Viewed cynically, core core might seem like the inevitable outcome of 21st century digital storytelling — it doesn’t create it remixes, it’s unpolished, immediate, erratic; it shouldn’t work, but somehow it does.

Core core eschews narrative, it rejects characters or plot in the favor of theme. And the theme is isolation.

There’s a reason that the trend has connected with so many people [Show the millions of views it has]. It feels almost like a meta commentary on the doomscroll itself. For a generation that watches 25 second clips of young Sheldon and 911 lone star state between thirst traps and footages of wars, it’s easy to see how this collage of memetic imagery connects so deeply with young people.

The dichotomy between the interconnected non-stop world at your fingertips and you the viewer, watching it alone late at night on your phone feels powerful.

Maybe that’s why Blade Runner 2049 is such a frequent flyer in these videos; not only for the stunning visuals, but the juxtaposition of the futurism of the setting and the isolation of the character feels very timely for a generation that is overstimulated and undersexed;

There’s almost a language to the trend. The same movies come up over and over. Because even if you haven’t seen [this] or [this] or [this]; you can see this image and understands what it’s invoking.

When the dominant Gen-Z language is a mix of irony and absurdism (see #nichetok), maybe it makes sense that the only way Gen-Z is able to communicate these feelings is with video and images from other’s. Collage is less vulnerable than looking out and saying I’m looking for something.

And maybe that’s why there doesn’t seem to be any specific creator at the forefront of the style.  Its raw, emotional montages effectively invoke its themes of isolation and loneliness without the need to bring in the individual. The real stars of the trend seem to be the creators whose occasional vulnerability has led to their frequent inclusions in the trend. Bobby Lee, or Theo Vonn.

Reductively, you could say that there’s no artistry to core core; it’s a simple concept. Mashup some sad people and some sad music, and you can hack it. But is there no artistry to collage? What is the point of art but to evoke feeling? Even if it’s with others work?

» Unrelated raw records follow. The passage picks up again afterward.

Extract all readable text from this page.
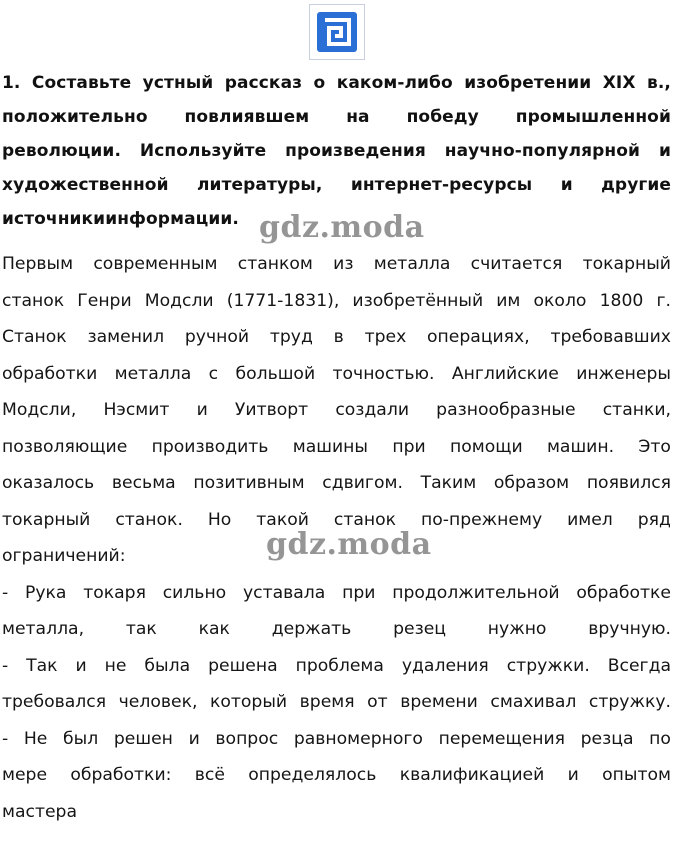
1. Составьте устный рассказ о каком-либо изобретении XIX в.,
положительно повлиявшем на победу промышленной
революции. Используйте произведения научно-популярной и
художественной литературы, интернет-ресурсы и другие
источники информации.
Первым современным станком из металла считается токарный
станок Генри Модсли (1771-1831), изобретённый им около 1800 г.
Станок заменил ручной труд в трех операциях, требовавших
обработки металла с большой точностью. Английские инженеры
Модсли, Нэсмит и Уитворт создали разнообразные станки,
позволяющие производить машины при помощи машин. Это
оказалось весьма позитивным сдвигом. Таким образом появился
токарный станок. Но такой станок по-прежнему имел ряд
ограничений:
- Рука токаря сильно уставала при продолжительной обработке
металла, так как держать резец нужно вручную.
- Так и не была решена проблема удаления стружки. Всегда
требовался человек, который время от времени смахивал стружку.
- Не был решен и вопрос равномерного перемещения резца по
мере обработки: всё определялось квалификацией и опытом
мастера
gdz.moda
gdz.moda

In David Shield’s reality hunger he says “the point of every artistic movement in history is to smuggle more of what the author thinks is reality” into a piece. Clearly there’s a zeitgeist that’s been tapped into here; a feeling of loneliness and isolation elicited by the digital age that has yet to be captured by traditional media.

Even if core-core doesn’t appeal to you, it feels indicative of things to come. Core-core itself may induce sadness, but it’s part of a larger trend; hope core — where you find optimistic music atop videos of dogs seeing their owners for the first time in months, and high school kickers making the game winning field goal — evokes a completely different feeling while using the same techniques. Or there’s core-cores distant cousin, the motivational videos that feature Dave Goggins monologues and videos of people pushing themselves to the human limit. It’s a new form of expression purely for the digital age

Short form video is the dominant entertainment of the day, and yet it’s still in its infancy. It wasn’t til 80 years after the advent of television that we got Breaking Bad. 20,000 years after the first painting did we get Starry Night. Nobody even talked in film for decades after the mediums advent. It’s easy to miss the broader artistic trends happening online when the breadth and pace of the content we consume is as breakneck as it is; but I think it’s time to start taking the creations of the digital age seriously. And core core may just be the start.